Swedes get the points

GEORGE GROSS -- Toronto Sun

, Last Updated: 9:36 AM ET

Uh oh! Get the crying towels out ... get the conspiracy theorists going ... get a new commission to investigate the state of affairs!!!

Yes, Canada could become quite the country of confrontations as its hockey fans face the reality that we are no longer No. 1 in international hockey.

You see, the International Ice Hockey Federation (IIHF) came to the conclusion that Sweden is the better men's hockey nation in its world rankings. I discovered it in the IIHF's newsletter Ice Times.

According to the publication, Sweden, the Olympic men's gold medal winner, is on top of the standings with 4,030 points and Canada, which placed seventh at the Turin Olympics, is in second place with 3,940 points.

This point system, which was inaugurated in 2003, is not a one-year assessment protocol, but takes into account a country's performance over a four-year cycle. The system is designed to reflect the long-term quality of a country's national team program.

The ranking for a given year is done by awarding points for the final placings at the previous four world championships and the most recent Olympic tournament. Thus, the current ranking includes the results of the 2002, 2003, 2004 and 2005 world championships, plus the 2006 Olympics.

The country that wins the world championship gold medal or the Olympic gold medal receives 1,200 points. Points are awarded to each successive country in descending order with 20-point intervals between two ranked positions except for the 40-point interval between gold and silver, silver and bronze, 4th and 5th and 8th and 9th positions in the top division.
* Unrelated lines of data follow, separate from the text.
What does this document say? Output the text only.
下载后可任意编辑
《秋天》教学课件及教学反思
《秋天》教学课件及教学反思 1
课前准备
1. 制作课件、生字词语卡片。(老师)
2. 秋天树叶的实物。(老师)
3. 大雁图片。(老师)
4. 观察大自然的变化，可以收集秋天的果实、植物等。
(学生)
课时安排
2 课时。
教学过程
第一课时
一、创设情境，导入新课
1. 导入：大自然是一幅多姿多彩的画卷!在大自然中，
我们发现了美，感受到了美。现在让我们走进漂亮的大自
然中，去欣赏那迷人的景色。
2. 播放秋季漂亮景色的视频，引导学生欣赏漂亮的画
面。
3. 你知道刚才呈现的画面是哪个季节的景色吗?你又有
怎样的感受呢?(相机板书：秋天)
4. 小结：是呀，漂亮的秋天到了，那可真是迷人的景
The 40-point interval exists to reward countries for reaching the quarter-finals, semi-finals, the final and for winning the gold medal.

Then, the point totals are weighted by the year of the cycle, with teams getting the full 100% value of its points for its performance in the most recent year, 75% of the points awarded for the previous year's performance, 50% for the year before and 25% for the first year of the current four-year cycle.

According to this, Sweden received the full 1,200 points for the gold medal in Turin, but Canada received only 600 points for its gold medal in the 2004 world championship in Prague.

Looking at this convoluted system, reminds me of the 1964 Olympics in Innsbruck, Austria, when the late IIHF president Bunny Ahearne dreamed up a system whereby Canada was deprived of a well-deserved bronze medal.

At any rate, according to the IIHF numbers of 2006, the Czech Republic finished third with 3,930 points, followed by Slovakia (3,805), Finland (3,765), Russia (3,725) and the U.S. with 3,575 points.

Canada fared well in the women's department where Hayley Wickenheiser led the women to a first-place finish with 2,970 points, followed by the US (2,890), Sweden (2,830), Finland (2,760). Germany (2,635) and Russia (2,585). Obviously our gals upstaged Wayne Gretzky's all-stars, but that won't stop the arguments in pubs over Sweden finishing on top of the men's competition ahead of Canada.

GROSSLY ABBREVIATED

Ralph Krueger, the Winnipeg-born coach of the Swiss national men's hockey team, is not satisfied with his team's shocking Olympic triumphs over Canada and the Czech Republic. He is determined to shoot down three big teams at the next world championship in Latvia next month ... Peter Beresford, who is a senior executive of McDonald's and a great supporter of Canadian sports, is recovering in Toronto from bypass surgery. Get well, Peter, and maybe the Maple Leafs will,too ... After trying to figure out the IIHF point system, I'll need three weeks of R and R. My column will return on April 30.